Fonti nel mondo del Network Marketing ci fanno sapere che l’investimento iniziale ammonterebbe a 22 milioni di euro, utilizzati per sviluppare il business e la piattaforma.
Analizzando a fondo però il progetto ci risulta che né il sito utilizzato per l’acquisizione clienti né il social network siano stati realizzati ad hoc. Il primo è realizzato in WordPress versione premium, mentre il social network è realizzato sfruttando CloudMLM, una piattaforma software SaaS indiana sviluppata in PHP e Laravel.
WordPress Premium costa 96 € all’anno, mentre la licenza base di CloudMLM costa 750 €. Aggiungendo i costi del personale, della gestione della società, di eventuali campagne di marketing etc.. difficilmente arriviamo a 22 milioni di euro.
Tra l’altro non risulta depositato il marchio.
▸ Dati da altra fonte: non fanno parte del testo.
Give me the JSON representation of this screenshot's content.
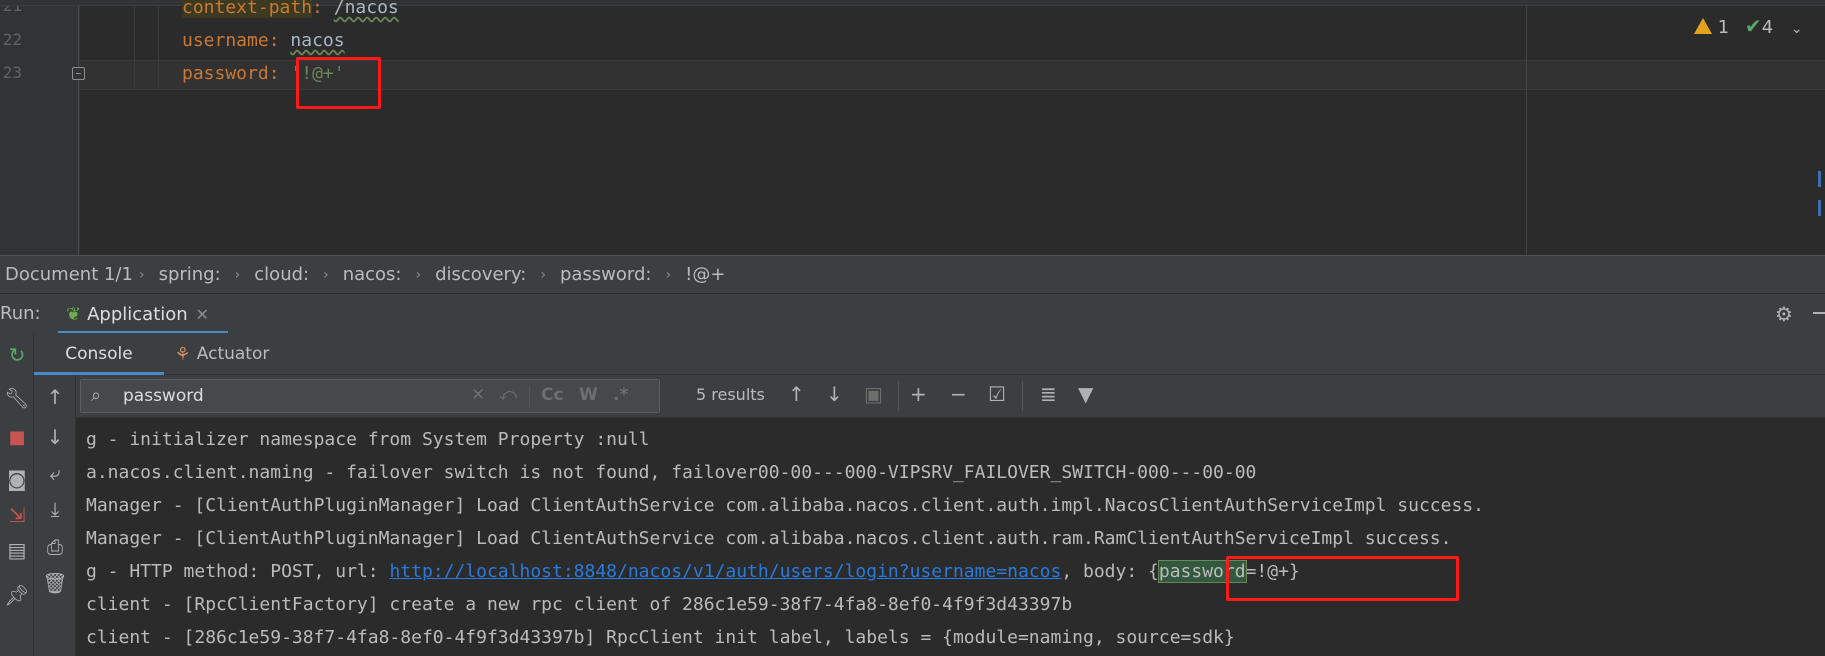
{
  "editor": {
    "line_numbers": [
      "21",
      "22",
      "23"
    ],
    "lines": [
      {
        "key": "context-path",
        "sep": ": ",
        "value": "/nacos"
      },
      {
        "key": "username",
        "sep": ": ",
        "value": "nacos"
      },
      {
        "key": "password",
        "sep": ": ",
        "value": "'!@+'"
      }
    ],
    "inspections": {
      "warnings": "1",
      "checks": "4"
    }
  },
  "breadcrumb": {
    "document": "Document 1/1",
    "items": [
      "spring:",
      "cloud:",
      "nacos:",
      "discovery:",
      "password:",
      "!@+"
    ]
  },
  "run": {
    "label": "Run:",
    "tab": "Application",
    "subtabs": {
      "console": "Console",
      "actuator": "Actuator"
    }
  },
  "search": {
    "value": "password",
    "results": "5 results",
    "case_label": "Cc",
    "word_label": "W",
    "regex_label": ".*"
  },
  "console": {
    "lines": [
      "g - initializer namespace from System Property :null",
      "a.nacos.client.naming - failover switch is not found, failover00-00---000-VIPSRV_FAILOVER_SWITCH-000---00-00",
      "Manager - [ClientAuthPluginManager] Load ClientAuthService com.alibaba.nacos.client.auth.impl.NacosClientAuthServiceImpl success.",
      "Manager - [ClientAuthPluginManager] Load ClientAuthService com.alibaba.nacos.client.auth.ram.RamClientAuthServiceImpl success."
    ],
    "http_line": {
      "prefix": "g - HTTP method: POST, url: ",
      "url": "http://localhost:8848/nacos/v1/auth/users/login?username=nacos",
      "middle": ", body: {",
      "match": "password",
      "suffix": "=!@+}"
    },
    "lines_after": [
      "client - [RpcClientFactory] create a new rpc client of 286c1e59-38f7-4fa8-8ef0-4f9f3d43397b",
      "client - [286c1e59-38f7-4fa8-8ef0-4f9f3d43397b] RpcClient init label, labels = {module=naming, source=sdk}"
    ]
  },
  "colors": {
    "background": "#2b2b2b",
    "key": "#cc7832",
    "string": "#6a8759",
    "link": "#287bde",
    "annotation_box": "#ff1a1a",
    "tab_underline": "#4a88c7"
  }
}
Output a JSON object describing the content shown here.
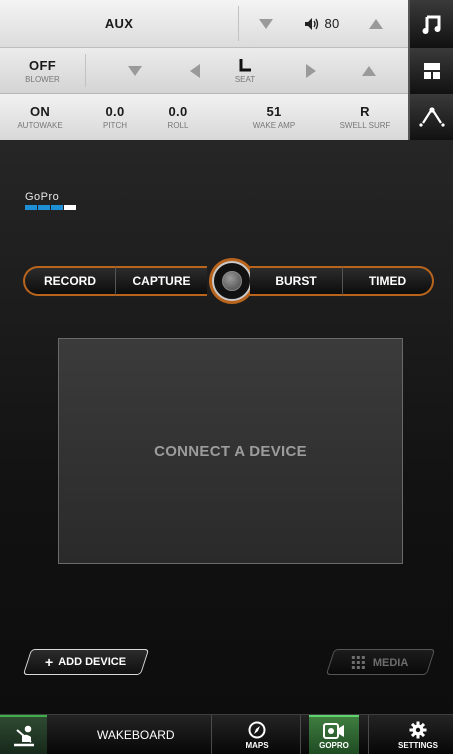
{
  "top_panel": {
    "row1": {
      "source_label": "AUX",
      "volume_value": "80",
      "volume_icon": "speaker-icon",
      "side_icon": "music-note-icon"
    },
    "row2": {
      "blower_value": "OFF",
      "blower_label": "BLOWER",
      "seat_label": "SEAT",
      "seat_icon": "seat-icon",
      "side_icon": "layout-icon"
    },
    "row3": {
      "autowake_value": "ON",
      "autowake_label": "AUTOWAKE",
      "pitch_value": "0.0",
      "pitch_label": "PITCH",
      "roll_value": "0.0",
      "roll_label": "ROLL",
      "wake_amp_value": "51",
      "wake_amp_label": "WAKE AMP",
      "swell_surf_value": "R",
      "swell_surf_label": "SWELL SURF",
      "side_icon": "wake-shape-icon"
    }
  },
  "gopro": {
    "logo_text": "GoPro",
    "modes": [
      "RECORD",
      "CAPTURE",
      "BURST",
      "TIMED"
    ],
    "preview_message": "CONNECT A DEVICE",
    "add_device_label": "ADD DEVICE",
    "media_label": "MEDIA"
  },
  "nav": {
    "activity_label": "WAKEBOARD",
    "items": [
      {
        "label": "MAPS",
        "icon": "compass-icon"
      },
      {
        "label": "GOPRO",
        "icon": "camera-icon"
      },
      {
        "label": "SETTINGS",
        "icon": "gear-icon"
      }
    ]
  },
  "colors": {
    "accent_orange": "#b8641d",
    "active_green": "#5fd36c",
    "gopro_blue": "#1e90d6",
    "panel_light": "#e6e6e6"
  }
}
Sembra che 200 € non rientrassero nel budget.
Al momento è in fase di pre-lancio e di acquisizione distributori.
A noi di OpenFinanza non piace recensire un progetto prima di averlo testato o di vederne la risposta del mercato. Ci piace, altresì, analizzare i dati oggettivi che riusciamo a ricavare. Ci sono evidenti elementi che ci indicano che l’ammontare degli investimenti (così come altri dati) venga esasperato nella comunicazione e ciò può rappresentare un segnale di allarme.
Ci auguriamo sia unicamente una strategia di marketing e che il progetto possa avere successo. In ogni caso, consigliamo cautela.